Her smile disappeared. “I’m giving it up,” she said. “No more midnighting, I swear it. I couldn’t stop thinking of you while I was in there, that it was your worst nightmare—”
“My worst nightmare was last night, when you didn’t come home,” Kerish said grimly. “It was what I always feared, that you’d disappear and I’d never find out what happened to you. Seeing you come out of the jail looking like that was maybe third or fourth on the list.”

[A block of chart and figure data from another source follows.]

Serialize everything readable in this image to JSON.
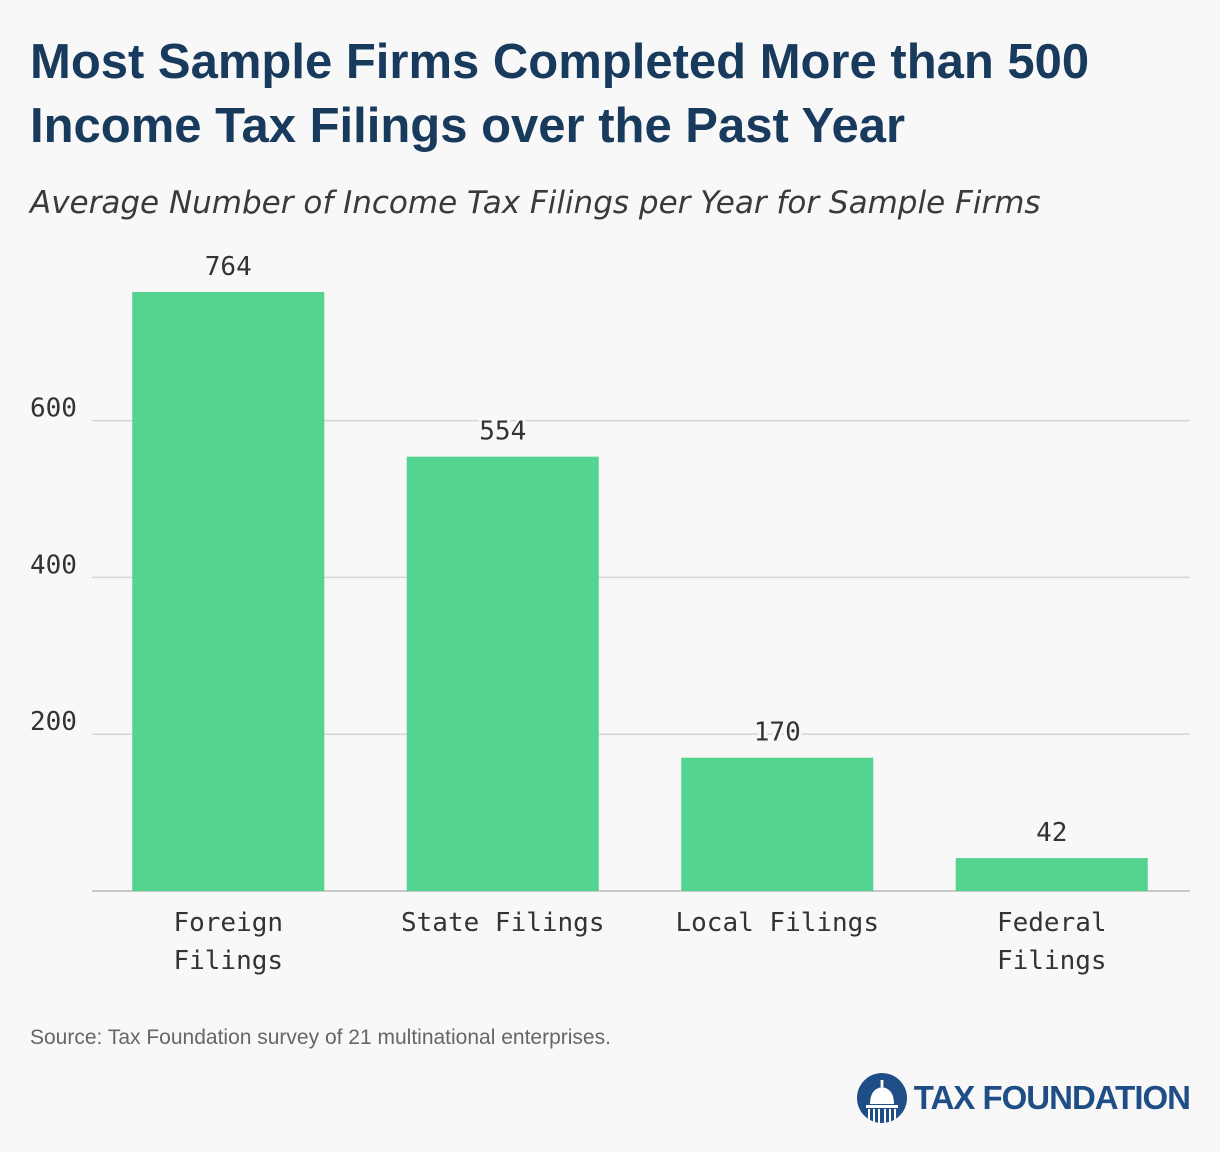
{
  "header": {
    "title": "Most Sample Firms Completed More than 500 Income Tax Filings over the Past Year",
    "subtitle": "Average Number of Income Tax Filings per Year for Sample Firms"
  },
  "chart_data": {
    "type": "bar",
    "categories": [
      [
        "Foreign",
        "Filings"
      ],
      [
        "State Filings"
      ],
      [
        "Local Filings"
      ],
      [
        "Federal",
        "Filings"
      ]
    ],
    "values": [
      764,
      554,
      170,
      42
    ],
    "data_labels": [
      "764",
      "554",
      "170",
      "42"
    ],
    "title": "Average Number of Income Tax Filings per Year for Sample Firms",
    "xlabel": "",
    "ylabel": "",
    "ylim": [
      0,
      764
    ],
    "yticks": [
      200,
      400,
      600
    ],
    "grid": true,
    "legend": "none",
    "bar_color": "#54d48f",
    "grid_color": "#d5d5d5"
  },
  "footer": {
    "source": "Source: Tax Foundation survey of 21 multinational enterprises.",
    "logo_text": "TAX FOUNDATION",
    "logo_icon": "capitol-dome-icon",
    "brand_color": "#1f4e86"
  }
}
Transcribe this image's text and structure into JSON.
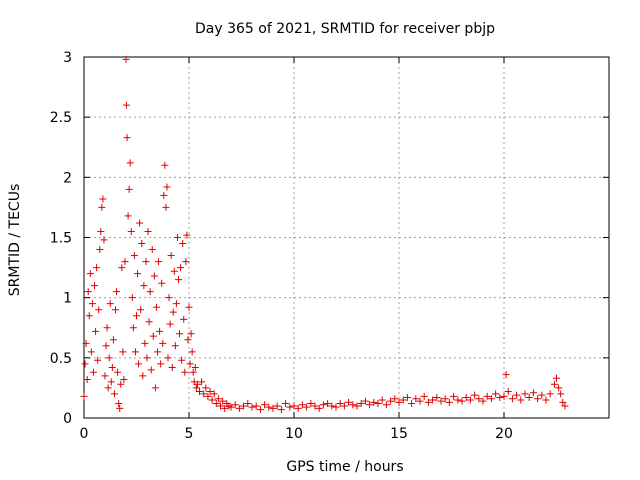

“It doesn’t matter. You were right. I don’t have to be a thief to survive. I should never have put what mattered to you second. And I wish to heaven I’d realized that five years ago.”
Kerish drew her close once more. “I think, five years ago, you weren’t the sort of person who could realize it, any more than I could see beyond the needs of my magic. You’re sure you’re not going to end up resenting me for it?”
“No. Never. I love you too much.”
“I
love hearing you say those words,” Kerish said, and kissed her again.
Willow: Alternate ending to the Willow North Saga
(Champion of the Crown, Winter 699 Y.B.)
This scene is the reason I don’t write out of order. I wrote this ending on a day I was balked on Guardian of the Crown, and I liked the emotional weight of it. But the further I wrote into the series, the less relevant this became. I was able to salvage a few lines from it, but otherwise, it’s now completely irrelevant.
In this version, I’d planned for Willow and Kerish not to reconcile until the end of the third book. Hah. I have never had two characters more determined to be together than they were. Just another way in which this version was irrelevant.
* * *
The heavy gold satin of the gown dragged at the hem. Her maids assured her that was the way it was supposed to fit, though they looked uncomfortable when she asked if it was also supposed to be loose in the bodice. She felt a little guilty about that now, since she’d only said it to needle them, and it wasn’t their fault they’d been presented with a Queen who knew nothing about court fashion but what she’d observed through people’s windows. It was one thing having Caira fuss over her clothing and quite another having four women whose only purpose in life seemed to be carrying gowns back and forth from the dressing room for her approval. Four maids. A dressing room. None of this felt like her.
She stood at the window, hairbrush in hand—she’d finally banished the maids as politely as she could—and looked out across her city. People were setting off fireworks that burst silver and blue and green over the Hill and Lower Town alike. But then, this was a celebration, wasn’t it? Tremontane had a Queen, and the Counts and Barons had peace, and everyone was happy and content and life was perfect.